Naneun ajik eorigo hannat jageunai
Eoneu han got didil su eomneun nan ama nan
(Aku masih mudah dan hanya seorang anak kecil
Aku yang tidak bisa menginjakkan kaki di mana pun mungkin akan)

Beotyeobwado tto naneun deo gipi hemaeeo honja seoseo
Galsurok naege tto dareun geopdeuri jarihae eoseo ppalli
(Bahkan ketika aku mencoba untuk menanggung nya, aku mengembara lebih dalam lagi, berdiri sendiri, Seiring berjalan nya waktu, banyak ketakutan terjadi dalam hidupku, dengan cepat)

Oh, save me, oh, save me
Namgyeojin igose na hollo deoneun andwae
Oh, save me, oh, save me
Memareun gasin neol jjireuji aneul teni
(Oh, Tolong aku, Oh, tolong aku
Aku sendirian ditempat ini aku ditinggalkan, Aku gak bisa melakukan ini lagi
Oh, Tolong aku, Oh, Tolong aku
Duri keringku tak akan menusuk mu)

Naega meonjеo neoreul chajagandamyeon dasi nal еorumanjyeo jwo
I'll be fine
I'll be fine
(Jika aku pergi mencarimu lebih dulu, tolong belai aku lagi
Aku akan baik-baik saja
Aku akan baik-baik saja)

Lirik demi lirik tak hanya aku dengar kadang aku nyanyikan, rasanya seperti menyanyikan kehidupan diri sendiri yang selalu berdiri sendiri dan aku gak mau terus menurus seperti ini, tak bisa kemana-mana, tapi jika ayah ku kerasukan sesuatu baru mungkin aku akan diizinkan pergi dari tempat yang membuat ku mual.

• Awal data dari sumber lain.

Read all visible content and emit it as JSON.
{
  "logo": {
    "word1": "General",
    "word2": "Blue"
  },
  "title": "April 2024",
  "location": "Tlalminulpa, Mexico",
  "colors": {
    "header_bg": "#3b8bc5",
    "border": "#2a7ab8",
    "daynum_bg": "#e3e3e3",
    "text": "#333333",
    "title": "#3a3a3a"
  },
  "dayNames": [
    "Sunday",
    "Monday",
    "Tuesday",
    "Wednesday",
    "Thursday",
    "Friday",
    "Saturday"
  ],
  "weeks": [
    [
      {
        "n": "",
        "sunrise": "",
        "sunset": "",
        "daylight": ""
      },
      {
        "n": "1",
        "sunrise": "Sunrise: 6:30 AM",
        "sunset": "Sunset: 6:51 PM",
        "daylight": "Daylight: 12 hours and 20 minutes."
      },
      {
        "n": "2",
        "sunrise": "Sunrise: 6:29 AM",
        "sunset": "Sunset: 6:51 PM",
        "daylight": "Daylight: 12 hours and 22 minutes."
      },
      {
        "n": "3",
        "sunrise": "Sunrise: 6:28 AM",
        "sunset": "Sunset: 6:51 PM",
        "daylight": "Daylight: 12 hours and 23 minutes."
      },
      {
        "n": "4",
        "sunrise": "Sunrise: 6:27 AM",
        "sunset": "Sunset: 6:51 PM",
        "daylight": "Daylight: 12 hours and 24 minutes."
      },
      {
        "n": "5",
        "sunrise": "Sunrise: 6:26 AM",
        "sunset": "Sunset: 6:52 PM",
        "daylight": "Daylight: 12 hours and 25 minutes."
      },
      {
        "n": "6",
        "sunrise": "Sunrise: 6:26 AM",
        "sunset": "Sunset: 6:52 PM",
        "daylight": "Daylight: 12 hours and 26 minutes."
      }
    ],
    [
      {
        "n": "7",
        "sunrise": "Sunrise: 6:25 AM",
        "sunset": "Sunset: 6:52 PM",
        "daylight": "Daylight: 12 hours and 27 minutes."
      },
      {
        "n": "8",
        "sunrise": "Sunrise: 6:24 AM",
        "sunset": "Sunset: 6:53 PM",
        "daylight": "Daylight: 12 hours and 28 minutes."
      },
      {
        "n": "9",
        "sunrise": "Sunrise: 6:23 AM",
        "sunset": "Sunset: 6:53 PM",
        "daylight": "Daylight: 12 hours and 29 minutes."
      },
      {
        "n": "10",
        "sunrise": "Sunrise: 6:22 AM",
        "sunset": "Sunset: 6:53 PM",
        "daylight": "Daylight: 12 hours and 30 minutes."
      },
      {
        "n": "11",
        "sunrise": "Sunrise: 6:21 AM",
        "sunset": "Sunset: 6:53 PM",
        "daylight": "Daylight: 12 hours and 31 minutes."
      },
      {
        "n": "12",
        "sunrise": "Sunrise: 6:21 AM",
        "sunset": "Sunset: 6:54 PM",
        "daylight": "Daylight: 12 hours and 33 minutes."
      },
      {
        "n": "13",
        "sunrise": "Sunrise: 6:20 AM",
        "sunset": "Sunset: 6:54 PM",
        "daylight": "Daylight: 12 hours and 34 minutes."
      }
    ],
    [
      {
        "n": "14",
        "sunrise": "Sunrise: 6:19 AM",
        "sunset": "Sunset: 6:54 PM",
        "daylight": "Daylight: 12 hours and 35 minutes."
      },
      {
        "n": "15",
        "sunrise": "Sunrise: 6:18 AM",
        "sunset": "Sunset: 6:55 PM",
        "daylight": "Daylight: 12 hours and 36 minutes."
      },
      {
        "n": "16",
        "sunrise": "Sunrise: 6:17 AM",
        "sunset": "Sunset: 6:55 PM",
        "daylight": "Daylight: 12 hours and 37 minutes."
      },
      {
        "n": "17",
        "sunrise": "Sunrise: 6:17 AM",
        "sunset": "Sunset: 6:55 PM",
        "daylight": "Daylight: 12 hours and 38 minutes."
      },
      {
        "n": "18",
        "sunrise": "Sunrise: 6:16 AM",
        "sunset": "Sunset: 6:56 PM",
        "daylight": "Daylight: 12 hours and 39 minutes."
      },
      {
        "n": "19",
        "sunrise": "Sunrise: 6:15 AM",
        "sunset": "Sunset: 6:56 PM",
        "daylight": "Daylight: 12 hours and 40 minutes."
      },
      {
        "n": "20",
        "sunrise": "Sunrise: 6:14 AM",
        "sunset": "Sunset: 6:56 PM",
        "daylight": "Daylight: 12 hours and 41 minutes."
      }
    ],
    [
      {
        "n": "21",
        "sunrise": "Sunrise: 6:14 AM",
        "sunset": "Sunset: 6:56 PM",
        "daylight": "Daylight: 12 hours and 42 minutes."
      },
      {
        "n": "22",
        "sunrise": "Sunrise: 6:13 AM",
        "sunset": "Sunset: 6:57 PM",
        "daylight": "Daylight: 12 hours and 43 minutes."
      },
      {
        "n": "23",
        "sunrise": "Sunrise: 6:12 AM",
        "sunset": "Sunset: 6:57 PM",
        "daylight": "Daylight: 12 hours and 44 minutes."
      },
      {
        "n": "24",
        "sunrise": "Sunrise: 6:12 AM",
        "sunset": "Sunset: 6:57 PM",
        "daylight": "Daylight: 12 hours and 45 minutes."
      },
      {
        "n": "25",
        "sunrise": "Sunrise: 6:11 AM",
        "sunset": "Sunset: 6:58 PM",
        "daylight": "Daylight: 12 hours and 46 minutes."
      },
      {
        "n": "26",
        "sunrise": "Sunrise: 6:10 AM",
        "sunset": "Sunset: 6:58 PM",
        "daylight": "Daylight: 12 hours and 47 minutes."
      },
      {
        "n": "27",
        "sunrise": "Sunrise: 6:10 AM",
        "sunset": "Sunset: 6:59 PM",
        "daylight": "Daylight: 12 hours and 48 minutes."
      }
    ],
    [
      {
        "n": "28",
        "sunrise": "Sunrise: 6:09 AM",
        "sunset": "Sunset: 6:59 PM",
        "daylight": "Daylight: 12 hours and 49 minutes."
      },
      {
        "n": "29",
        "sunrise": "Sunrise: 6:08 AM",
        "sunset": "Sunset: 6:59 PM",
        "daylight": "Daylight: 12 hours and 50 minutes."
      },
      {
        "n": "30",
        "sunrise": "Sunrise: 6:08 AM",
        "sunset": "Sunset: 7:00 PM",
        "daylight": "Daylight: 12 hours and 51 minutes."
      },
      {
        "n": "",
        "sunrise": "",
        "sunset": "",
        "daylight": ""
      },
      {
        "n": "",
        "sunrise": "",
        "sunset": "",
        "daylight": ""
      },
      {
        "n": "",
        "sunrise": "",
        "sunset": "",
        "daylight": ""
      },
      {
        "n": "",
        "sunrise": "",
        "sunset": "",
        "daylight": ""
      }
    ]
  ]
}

"Mwoya??" Kaget ku tanpa mengeluarkan suara, mengelus pipi ku yang basah, apa yang barusan saja terjadi? Aku baru saja menangis, wah ini kejadian langka setelah sekian lama aku tak bisa mengeluarkan emosi ku, walau rasanya tak seperti menangis tapi kenyataan nya pipi ini basah karena air yang berhasil keluar dari ujung mata ku, tak ada rasa hanya rasa heran yang berada di kepala ku.

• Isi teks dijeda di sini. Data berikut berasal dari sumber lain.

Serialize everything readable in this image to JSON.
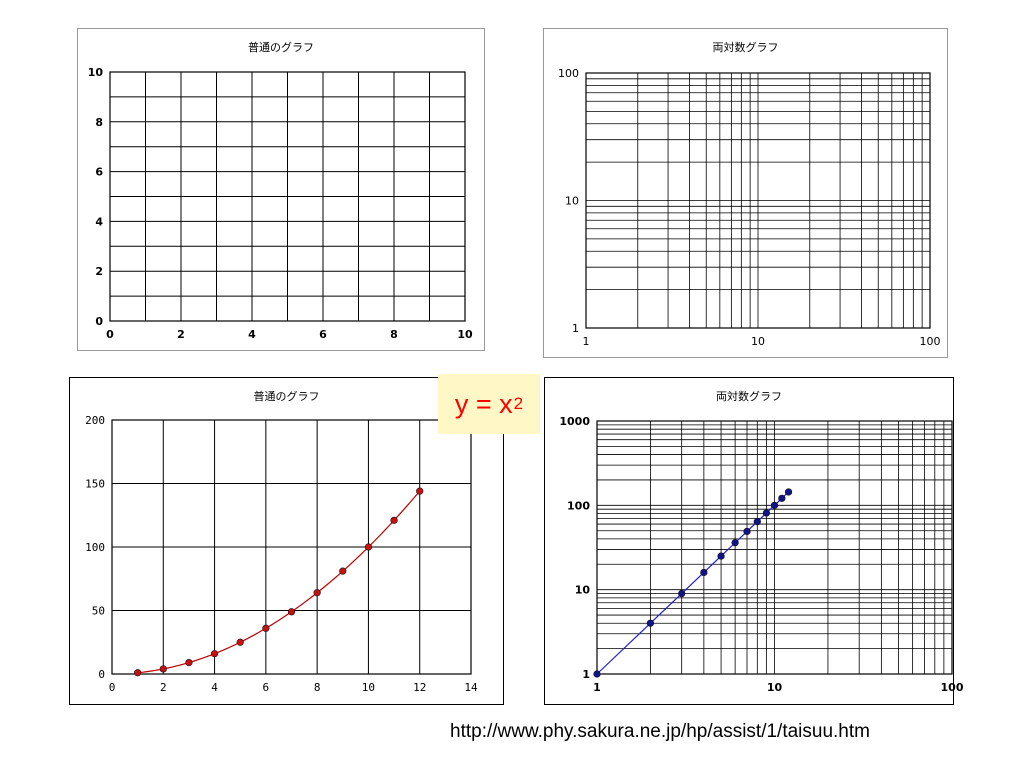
{
  "formula": {
    "base": "y = x",
    "exponent": "2",
    "color": "#ff0000",
    "background": "#fff7c6"
  },
  "source_url": "http://www.phy.sakura.ne.jp/hp/assist/1/taisuu.htm",
  "chart_data": [
    {
      "id": "p1",
      "type": "line",
      "title": "普通のグラフ",
      "xscale": "linear",
      "yscale": "linear",
      "xlim": [
        0,
        10
      ],
      "ylim": [
        0,
        10
      ],
      "xticks": [
        0,
        2,
        4,
        6,
        8,
        10
      ],
      "yticks": [
        0,
        2,
        4,
        6,
        8,
        10
      ],
      "xtick_labels": [
        "0",
        "2",
        "4",
        "6",
        "8",
        "10"
      ],
      "ytick_labels": [
        "0",
        "2",
        "4",
        "6",
        "8",
        "10"
      ],
      "grid_x": [
        1,
        2,
        3,
        4,
        5,
        6,
        7,
        8,
        9
      ],
      "grid_y": [
        1,
        2,
        3,
        4,
        5,
        6,
        7,
        8,
        9
      ],
      "series": []
    },
    {
      "id": "p2",
      "type": "line",
      "title": "両対数グラフ",
      "xscale": "log",
      "yscale": "log",
      "xlim": [
        1,
        100
      ],
      "ylim": [
        1,
        100
      ],
      "xticks": [
        1,
        10,
        100
      ],
      "yticks": [
        1,
        10,
        100
      ],
      "xtick_labels": [
        "1",
        "10",
        "100"
      ],
      "ytick_labels": [
        "1",
        "10",
        "100"
      ],
      "series": []
    },
    {
      "id": "p3",
      "type": "line",
      "title": "普通のグラフ",
      "xscale": "linear",
      "yscale": "linear",
      "xlim": [
        0,
        14
      ],
      "ylim": [
        0,
        200
      ],
      "xticks": [
        0,
        2,
        4,
        6,
        8,
        10,
        12,
        14
      ],
      "yticks": [
        0,
        50,
        100,
        150,
        200
      ],
      "xtick_labels": [
        "0",
        "2",
        "4",
        "6",
        "8",
        "10",
        "12",
        "14"
      ],
      "ytick_labels": [
        "0",
        "50",
        "100",
        "150",
        "200"
      ],
      "grid_x": [
        2,
        4,
        6,
        8,
        10,
        12
      ],
      "grid_y": [
        50,
        100,
        150
      ],
      "series": [
        {
          "color": "#c00000",
          "marker_fill": "#c81010",
          "x": [
            1,
            2,
            3,
            4,
            5,
            6,
            7,
            8,
            9,
            10,
            11,
            12
          ],
          "y": [
            1,
            4,
            9,
            16,
            25,
            36,
            49,
            64,
            81,
            100,
            121,
            144
          ]
        }
      ]
    },
    {
      "id": "p4",
      "type": "line",
      "title": "両対数グラフ",
      "xscale": "log",
      "yscale": "log",
      "xlim": [
        1,
        100
      ],
      "ylim": [
        1,
        1000
      ],
      "xticks": [
        1,
        10,
        100
      ],
      "yticks": [
        1,
        10,
        100,
        1000
      ],
      "xtick_labels": [
        "1",
        "10",
        "100"
      ],
      "ytick_labels": [
        "1",
        "10",
        "100",
        "1000"
      ],
      "series": [
        {
          "color": "#1f1fd0",
          "marker_fill": "#12128c",
          "x": [
            1,
            2,
            3,
            4,
            5,
            6,
            7,
            8,
            9,
            10,
            11,
            12
          ],
          "y": [
            1,
            4,
            9,
            16,
            25,
            36,
            49,
            64,
            81,
            100,
            121,
            144
          ]
        }
      ]
    }
  ]
}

Bahkan menangis atau sesuatu yang sedih menjadi hal janggal dan tak bisa kurasakan lagi, aku seolah mati rasa ulah pria itu bahkan yang hanya aku bisa rasakan hanya rasa takut akan dirinya, sedari kecil ia mendidik ku.

*Tok tok

Terdengar suara seseorang mengetuk pintu kamar ku, reflek cepat, aku bangkit duduk di atas kasur, lalu mengusap seluruh air mata ku sambil pura-pura asik mendengarkan musik gembira, tak ingin menatap kearah pintu, seakan aku tak mendengar siapa yang mengetuk pintu.

"Nona Minatozaki" Ujarnya, bukan. bukan suara ayah karena ayah tak akan memanggil dengan nama depan ku. Pasti Bibi, perempuan yang sudah ku anggap keluarga ku sendiri, bahkan ketika aku kehilangan ibuku sewaktu umur 5 tahun, bibi yang menemaniku, walau setelah ayah cemburu aku lebih dekat dengan bibi daripada dirinya, pria itu menyuruh bibi menjauh dari ku jika tidak dia akan memecat bibi. Selalu saja begitu.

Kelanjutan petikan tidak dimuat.